Ways to stop conflict among co-founders - The facts are that, 65% of US startups fall apart due to co-founder conflicts. 20% of Y-Combinator startups have seen one of the co-founders leave.
Thus, it’s important to create a Shareholders Agreement from the very beginning. This reduces the possibilities of power struggles and exit risks, and regulates the shareholder’s relationship, IP ownership, equity shares and a framework for deciding in a deadlock situation.
Also, it is essential to talk to your co-founders regularly. Similarly important is a strategy document to discuss the future direction and vision of the company.
The success of any company depends upon the talent of the company. Finding great talents is a very tough job. Also, it require more money that retaining your team, so the best way to move forward is by retaining the talent that you have.
Following are the steps that we can follow, to retain our team
Cultivate differences, not similarities : All employees are not the same. So if we use the same approach for every kind of employee, only one kind of employee will be retained which is not a good thing for your company.
Responsibility - Every employee wants to develop himself. Taking responsibility helps in development of employee. So give them responsibility and help them grow, so that they can help you grow.
Respect - People needs to feel respected if they we want them to engage in their work. It includes offering equal opportunities and avoiding discrimination.
Reward - Give a very good reward for the work that a person has done in a company. And reward him the way he wants to get rewarded.
Give Employee choices - Dont force anything on your subordinates , give them choices and then let them take the decision.
Brand is defined as the overall perception of a company whenever a customer interact with your company. Branding links your logo, online presence, products, appeals to masses and makes your marketing efforts more effective. Making a brand increases the worth of a company. People tend to trust on a company that has a brand. Strong branding helps people to distinguish among brands. It tends to increase advocacy for the company. Branding sets expectation among the masses regarding all the new product that company releases.
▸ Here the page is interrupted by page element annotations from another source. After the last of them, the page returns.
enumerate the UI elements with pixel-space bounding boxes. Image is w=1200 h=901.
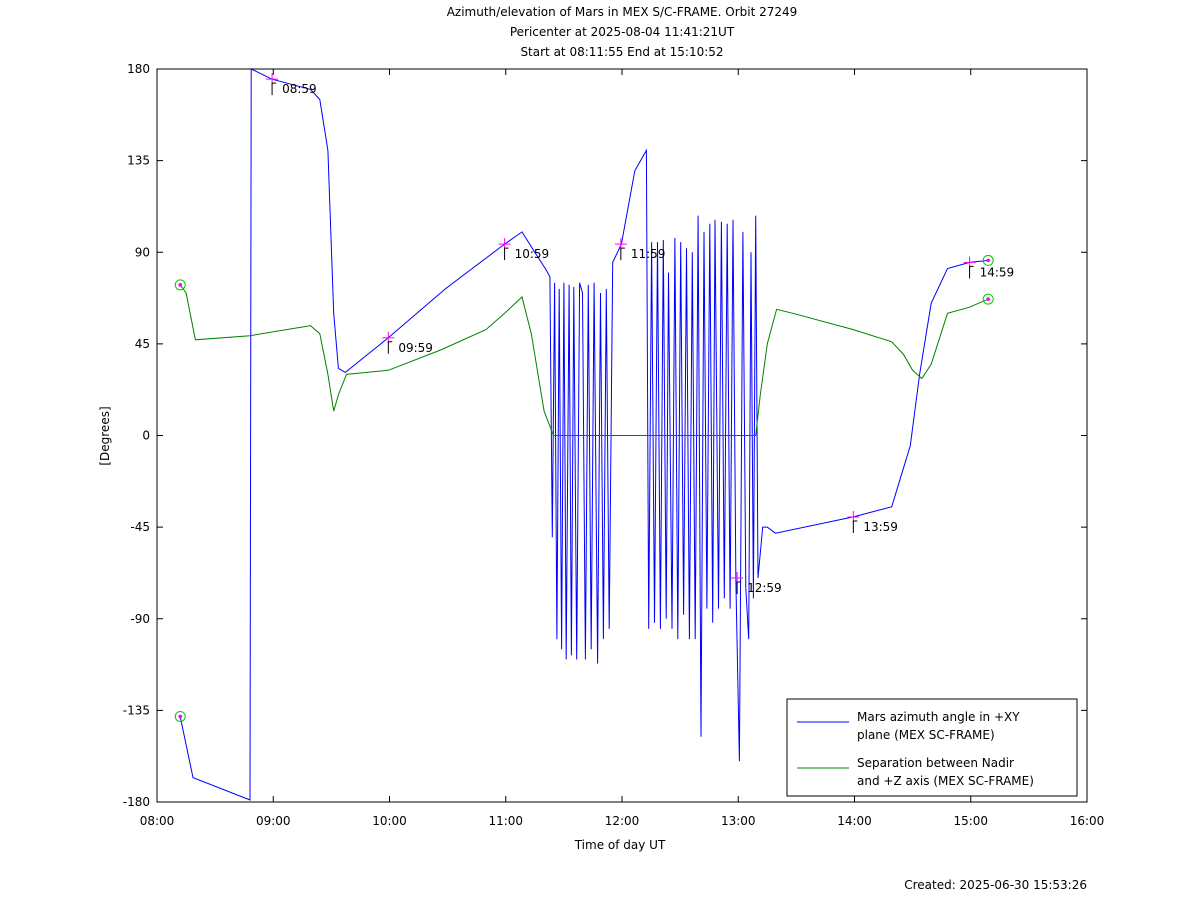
annotation-tick — [504, 247, 509, 261]
y-tick-label: 0 — [142, 429, 150, 443]
chart-subtitle: Pericenter at 2025-08-04 11:41:21UT — [510, 25, 735, 39]
y-tick-label: -180 — [123, 795, 150, 809]
y-tick-label: -90 — [130, 612, 150, 626]
series-line — [179, 68, 989, 801]
annotation: 10:59 — [515, 247, 550, 261]
endpoint-circle — [174, 279, 186, 291]
endpoint-dot — [178, 283, 183, 287]
annotation-tick — [387, 341, 393, 354]
legend-label: Separation between Nadir and +Z axis (MEX… — [857, 756, 1034, 788]
x-tick-label: 13:00 — [721, 814, 756, 828]
annotation: 13:59 — [863, 520, 898, 534]
x-tick-label: 12:00 — [605, 814, 640, 828]
footer: Created: 2025-06-30 15:53:26 — [904, 878, 1087, 892]
endpoint-dot — [986, 258, 990, 263]
chart-subtitle: Start at 08:11:55 End at 15:10:52 — [520, 45, 723, 59]
annotation-tick — [969, 265, 974, 279]
endpoint-dot — [986, 297, 990, 301]
endpoint-circle — [982, 293, 994, 305]
x-axis-label: Time of day UT — [574, 838, 666, 852]
annotation-tick — [852, 520, 858, 533]
legend-box — [786, 698, 1078, 797]
y-tick-label: 135 — [127, 154, 150, 168]
y-tick-label: -135 — [123, 703, 150, 717]
y-tick-label: 90 — [135, 245, 150, 259]
annotation: 12:59 — [747, 581, 782, 595]
endpoint-dot — [178, 714, 183, 719]
annotation-tick — [271, 82, 277, 96]
x-tick-label: 16:00 — [1070, 814, 1105, 828]
x-tick-label: 09:00 — [256, 814, 291, 828]
annotation: 14:59 — [980, 265, 1015, 279]
y-tick-label: -45 — [130, 520, 150, 534]
annotation: 08:59 — [282, 82, 317, 96]
y-axis-label: [Degrees] — [98, 406, 112, 465]
chart-title: Azimuth/elevation of Mars in MEX S/C-FRA… — [447, 5, 798, 19]
series-line — [179, 284, 989, 436]
annotation-tick — [620, 247, 625, 261]
annotation: 09:59 — [398, 341, 433, 355]
y-tick-label: 45 — [135, 337, 150, 351]
x-tick-label: 14:00 — [837, 814, 872, 828]
x-tick-label: 11:00 — [488, 814, 523, 828]
y-tick-label: 180 — [127, 62, 150, 76]
x-tick-label: 15:00 — [953, 814, 988, 828]
endpoint-circle — [174, 710, 186, 722]
x-tick-label: 10:00 — [372, 814, 407, 828]
endpoint-circle — [982, 254, 994, 266]
annotation: 11:59 — [631, 247, 666, 261]
x-tick-label: 08:00 — [140, 814, 175, 828]
annotation-tick — [736, 581, 742, 595]
legend-label: Mars azimuth angle in +XY plane (MEX SC-F… — [857, 710, 1020, 742]
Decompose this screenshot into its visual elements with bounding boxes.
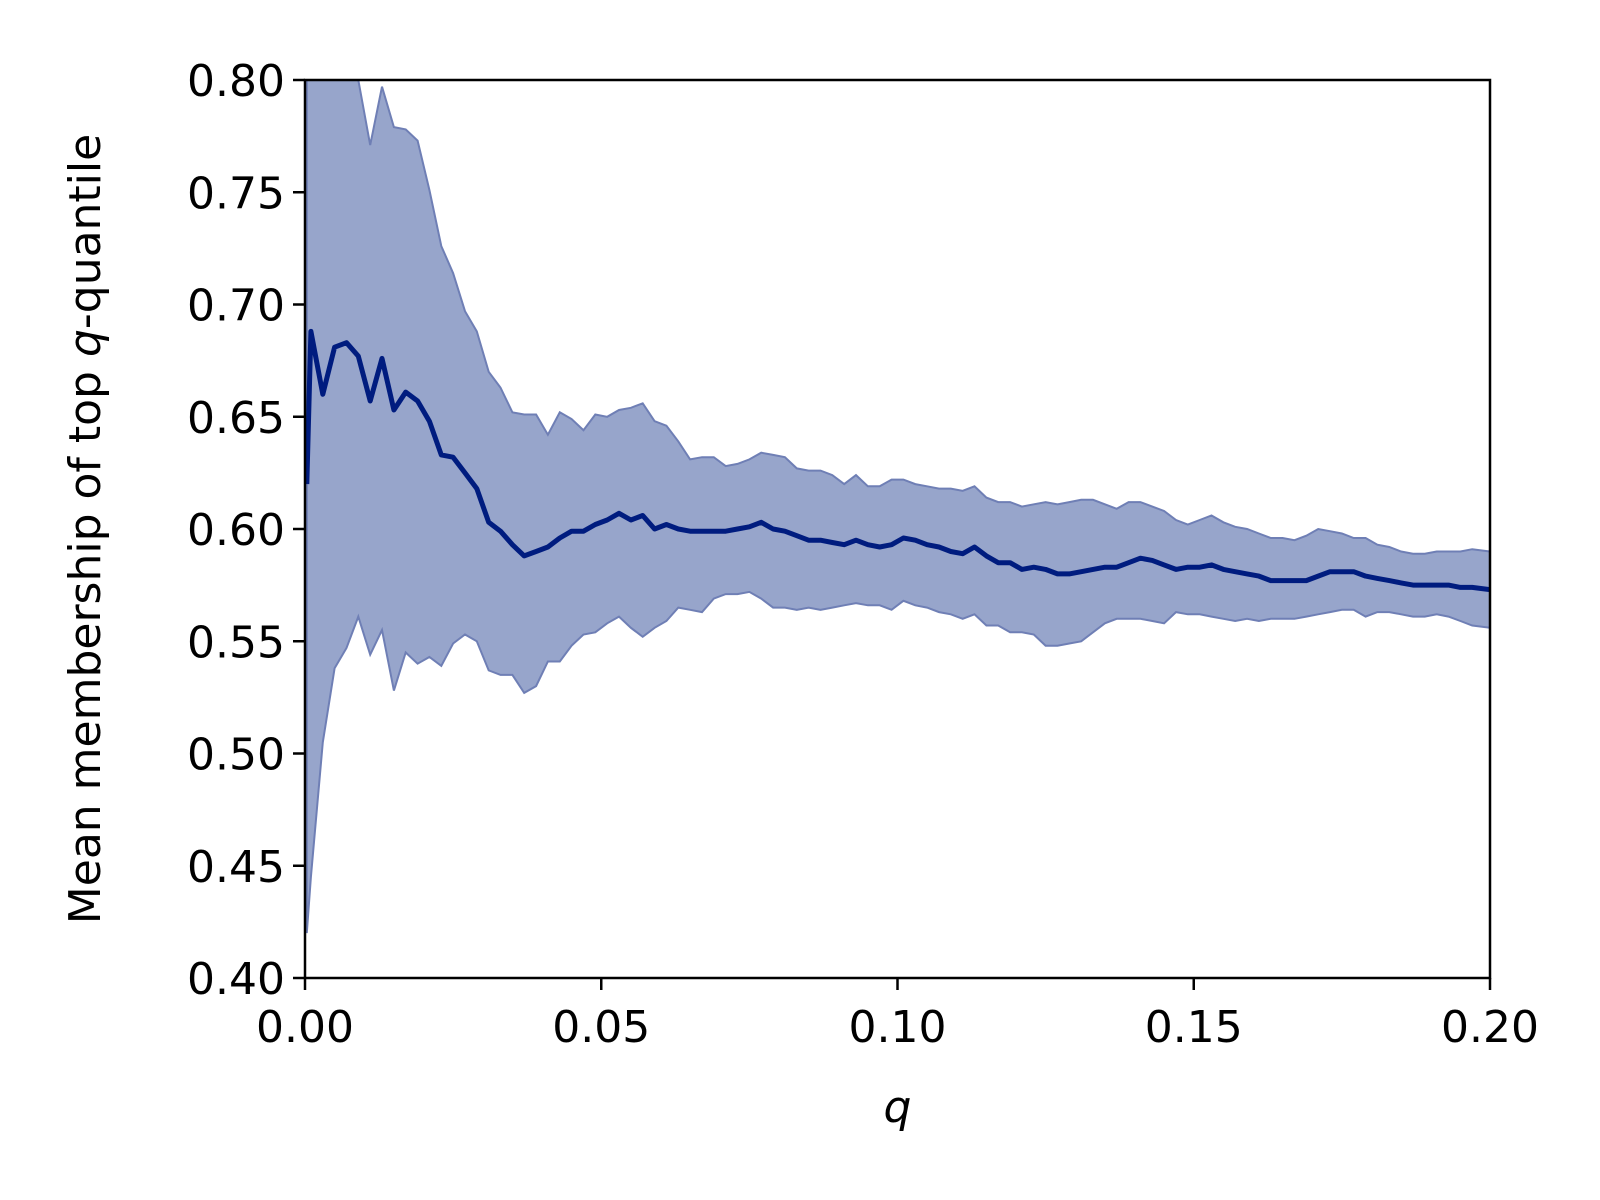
mean-line-layer: [305, 328, 1490, 593]
x-axis-label: q: [884, 1082, 912, 1133]
x-tick-label: 0.20: [1441, 1002, 1539, 1053]
confidence-band: [305, 80, 1490, 934]
y-axis-label-part-3: -quantile: [60, 134, 111, 329]
x-tick-label: 0.00: [256, 1002, 354, 1053]
confidence-band-layer: [305, 80, 1490, 934]
y-axis-label-part-1: Mean membership of top: [60, 357, 111, 924]
y-axis: 0.40 0.45 0.50 0.55 0.60 0.65 0.70 0.75 0.80: [187, 56, 305, 1005]
y-tick-label: 0.65: [187, 393, 285, 444]
y-tick-label: 0.75: [187, 168, 285, 219]
y-tick-label: 0.70: [187, 281, 285, 332]
mean-line: [305, 328, 1490, 593]
y-tick-label: 0.80: [187, 56, 285, 107]
y-tick-label: 0.60: [187, 505, 285, 556]
y-axis-label-part-2: q: [60, 329, 111, 357]
x-tick-label: 0.10: [849, 1002, 947, 1053]
x-tick-label: 0.15: [1145, 1002, 1243, 1053]
y-axis-label: Mean membership of top q-quantile: [60, 134, 111, 924]
y-tick-label: 0.45: [187, 842, 285, 893]
x-tick-label: 0.05: [552, 1002, 650, 1053]
y-tick-label: 0.55: [187, 617, 285, 668]
x-axis: 0.00 0.05 0.10 0.15 0.20: [256, 978, 1539, 1053]
y-tick-label: 0.40: [187, 954, 285, 1005]
y-tick-label: 0.50: [187, 730, 285, 781]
While defining your brand, you need to review all the products that your companies make and what all target audience that these products cater to. Giving brand a human touch always makes the brand so much better. A brand must have vision, mission, values and principles. You should be aware of why you are doing your business, and it should be subtly portrayed in brand that is formed for your company. Try to make a long term relationship with your customer and always take feedbacks from your customers. While doing marketing make sure that you don’t send the same message over and over again. You should have a good knowledge of what your competitors are doing but your brand should creative and innovative something that your company believes in. The brand that you create should be easily distinguished from the already existing brands. The brand that you create should be memorable. It should be scalable and flexible. You need to make a logo, decide on the colour palettes decide on the typography and Iconography, Design System,Hierarchy & layout, which Data visualization elements to use, When, where and how to use photography graphics for making a brand. For making sure that your brand remains intact, you need to make sure that you make a brand style guide which will be used for all the further things that are made for the company.